Efforts to contact extraterrestrial intelligence inevitably call for concise answers to fundamental philosophical questions about who we are and what we know. Human activities on our own planet have precipitated global environmental changes and the extinctions of numerous species. What's more, almost every part of the human race has exterminated some other part of the human race since before recorded history. Messages transmitted to other stars have nevertheless tended to imply that Homo sapiens is a friendly, peace-loving species with rational, scientific attitudes.
While such messages include purported "universal" mathematics, graphics and audio frequency content suitable for the human sensorium, any extraterrestrial sentience will have evolved in a perceptual, social and philosophical reality that would be wildly unlikely to be compatible with our own. The least ambiguous parts of our most serious messages for extraterrestrials are the messages they contain for human beings themselves.

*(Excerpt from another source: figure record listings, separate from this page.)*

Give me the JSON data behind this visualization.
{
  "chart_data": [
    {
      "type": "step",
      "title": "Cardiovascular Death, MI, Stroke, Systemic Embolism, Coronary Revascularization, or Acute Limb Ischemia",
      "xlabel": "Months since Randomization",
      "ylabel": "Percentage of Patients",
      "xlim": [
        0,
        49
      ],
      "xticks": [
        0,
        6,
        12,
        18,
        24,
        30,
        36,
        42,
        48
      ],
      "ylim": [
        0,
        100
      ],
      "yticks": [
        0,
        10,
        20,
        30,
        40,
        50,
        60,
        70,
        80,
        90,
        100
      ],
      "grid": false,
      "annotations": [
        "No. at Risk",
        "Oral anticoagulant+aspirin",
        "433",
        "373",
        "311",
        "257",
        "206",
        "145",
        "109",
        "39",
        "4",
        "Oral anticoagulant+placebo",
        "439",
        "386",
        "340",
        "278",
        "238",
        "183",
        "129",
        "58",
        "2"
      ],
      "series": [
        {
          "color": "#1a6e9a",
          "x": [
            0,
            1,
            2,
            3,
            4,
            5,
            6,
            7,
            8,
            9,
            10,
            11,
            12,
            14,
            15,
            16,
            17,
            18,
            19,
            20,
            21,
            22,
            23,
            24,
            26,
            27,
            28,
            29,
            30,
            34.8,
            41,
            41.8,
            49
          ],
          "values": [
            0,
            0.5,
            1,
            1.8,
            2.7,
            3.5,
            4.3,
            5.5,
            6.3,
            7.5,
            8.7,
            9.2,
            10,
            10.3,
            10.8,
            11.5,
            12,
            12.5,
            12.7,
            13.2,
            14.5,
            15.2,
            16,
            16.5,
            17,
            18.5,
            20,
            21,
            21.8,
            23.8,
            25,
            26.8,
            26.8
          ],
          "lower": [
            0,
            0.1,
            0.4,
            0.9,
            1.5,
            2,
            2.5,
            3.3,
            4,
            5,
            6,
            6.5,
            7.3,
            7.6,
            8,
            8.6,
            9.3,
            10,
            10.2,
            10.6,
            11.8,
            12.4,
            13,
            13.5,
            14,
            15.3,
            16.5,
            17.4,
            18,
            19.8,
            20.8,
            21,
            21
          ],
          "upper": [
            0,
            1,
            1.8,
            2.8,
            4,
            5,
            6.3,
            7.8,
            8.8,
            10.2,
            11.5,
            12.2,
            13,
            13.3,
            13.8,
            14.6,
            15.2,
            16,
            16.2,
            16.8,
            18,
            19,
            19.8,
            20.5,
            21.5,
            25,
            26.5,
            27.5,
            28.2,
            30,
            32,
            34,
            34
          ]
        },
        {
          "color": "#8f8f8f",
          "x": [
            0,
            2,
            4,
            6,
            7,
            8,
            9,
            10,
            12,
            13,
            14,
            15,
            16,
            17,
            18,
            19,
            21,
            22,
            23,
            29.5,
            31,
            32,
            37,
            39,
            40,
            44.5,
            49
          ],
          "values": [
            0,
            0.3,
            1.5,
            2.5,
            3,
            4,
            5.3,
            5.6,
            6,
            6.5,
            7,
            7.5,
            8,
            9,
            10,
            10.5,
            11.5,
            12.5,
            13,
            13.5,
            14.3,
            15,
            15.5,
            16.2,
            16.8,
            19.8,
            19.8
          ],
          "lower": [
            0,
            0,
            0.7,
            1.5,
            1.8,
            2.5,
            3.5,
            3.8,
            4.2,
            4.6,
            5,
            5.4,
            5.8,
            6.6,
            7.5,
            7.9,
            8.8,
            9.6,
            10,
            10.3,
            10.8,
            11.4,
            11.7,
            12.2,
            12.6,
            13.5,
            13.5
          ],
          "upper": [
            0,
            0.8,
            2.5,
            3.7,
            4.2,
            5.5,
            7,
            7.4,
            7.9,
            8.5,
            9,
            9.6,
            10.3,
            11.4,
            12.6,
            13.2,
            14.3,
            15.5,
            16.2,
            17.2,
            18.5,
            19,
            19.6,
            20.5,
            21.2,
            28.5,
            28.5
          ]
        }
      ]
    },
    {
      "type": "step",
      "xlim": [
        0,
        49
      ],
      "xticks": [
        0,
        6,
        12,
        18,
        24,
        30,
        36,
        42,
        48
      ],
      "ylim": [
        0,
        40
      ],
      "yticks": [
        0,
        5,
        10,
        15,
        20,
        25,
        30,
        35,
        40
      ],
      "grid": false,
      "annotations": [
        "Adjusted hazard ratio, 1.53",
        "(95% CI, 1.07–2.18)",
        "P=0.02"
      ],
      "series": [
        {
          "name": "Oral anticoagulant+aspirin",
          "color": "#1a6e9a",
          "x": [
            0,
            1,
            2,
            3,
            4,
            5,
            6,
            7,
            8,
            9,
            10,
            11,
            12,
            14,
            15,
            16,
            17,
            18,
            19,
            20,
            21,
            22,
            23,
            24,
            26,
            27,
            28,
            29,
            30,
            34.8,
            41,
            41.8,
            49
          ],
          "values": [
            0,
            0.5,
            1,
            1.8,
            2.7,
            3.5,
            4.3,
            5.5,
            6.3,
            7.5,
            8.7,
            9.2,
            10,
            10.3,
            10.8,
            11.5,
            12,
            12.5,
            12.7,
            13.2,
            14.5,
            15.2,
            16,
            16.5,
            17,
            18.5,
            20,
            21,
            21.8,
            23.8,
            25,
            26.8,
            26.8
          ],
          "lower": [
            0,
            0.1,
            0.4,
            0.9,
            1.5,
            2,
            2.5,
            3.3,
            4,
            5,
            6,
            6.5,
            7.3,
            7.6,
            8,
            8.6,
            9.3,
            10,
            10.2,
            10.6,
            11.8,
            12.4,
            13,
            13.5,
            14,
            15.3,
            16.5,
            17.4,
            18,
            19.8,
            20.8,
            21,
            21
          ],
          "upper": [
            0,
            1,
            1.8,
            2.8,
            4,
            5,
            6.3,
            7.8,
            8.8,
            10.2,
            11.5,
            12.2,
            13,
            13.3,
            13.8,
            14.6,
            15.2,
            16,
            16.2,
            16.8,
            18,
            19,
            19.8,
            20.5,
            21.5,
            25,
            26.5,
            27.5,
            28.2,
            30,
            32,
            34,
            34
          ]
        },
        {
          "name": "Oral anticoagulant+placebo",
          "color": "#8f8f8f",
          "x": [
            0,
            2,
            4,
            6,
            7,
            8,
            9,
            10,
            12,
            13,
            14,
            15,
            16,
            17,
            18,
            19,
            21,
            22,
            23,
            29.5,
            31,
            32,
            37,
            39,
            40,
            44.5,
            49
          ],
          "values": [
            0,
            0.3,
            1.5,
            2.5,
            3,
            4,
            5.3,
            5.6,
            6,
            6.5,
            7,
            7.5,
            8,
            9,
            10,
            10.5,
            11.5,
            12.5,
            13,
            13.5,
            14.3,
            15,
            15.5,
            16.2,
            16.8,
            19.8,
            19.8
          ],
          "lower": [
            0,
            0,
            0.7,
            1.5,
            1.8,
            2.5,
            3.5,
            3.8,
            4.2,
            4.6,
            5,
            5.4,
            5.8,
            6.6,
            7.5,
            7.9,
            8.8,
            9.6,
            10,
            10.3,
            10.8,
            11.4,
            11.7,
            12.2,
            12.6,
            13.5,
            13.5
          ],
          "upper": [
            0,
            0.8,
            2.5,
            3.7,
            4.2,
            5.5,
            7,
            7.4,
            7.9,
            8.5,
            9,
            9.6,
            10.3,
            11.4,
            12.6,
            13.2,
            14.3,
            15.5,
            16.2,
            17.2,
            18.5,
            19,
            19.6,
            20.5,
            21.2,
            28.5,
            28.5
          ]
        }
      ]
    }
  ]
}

Each year, Moogfest invites next-level thinkers and futurist philosphers to imagine the future of creativity. For his keynote at Moogfest, Joe Davis will trace the history of several projects centered on ideas about extraterrestrial communications that have given rise to new scientific techniques and inspired new forms of artistic practice. Huge numbers of biological agents with robust archives can now be transmitted across vast astronomical distances and over periods spanning millions of years, but an even newer form of interstellar transmission falls just within the realm of possibility. Davis will explain how an interstellar message can be created that is intended explicitly for human beings rather than for aliens: a "swansong" with precise reports about the human condition that might be used to break the wheel of time.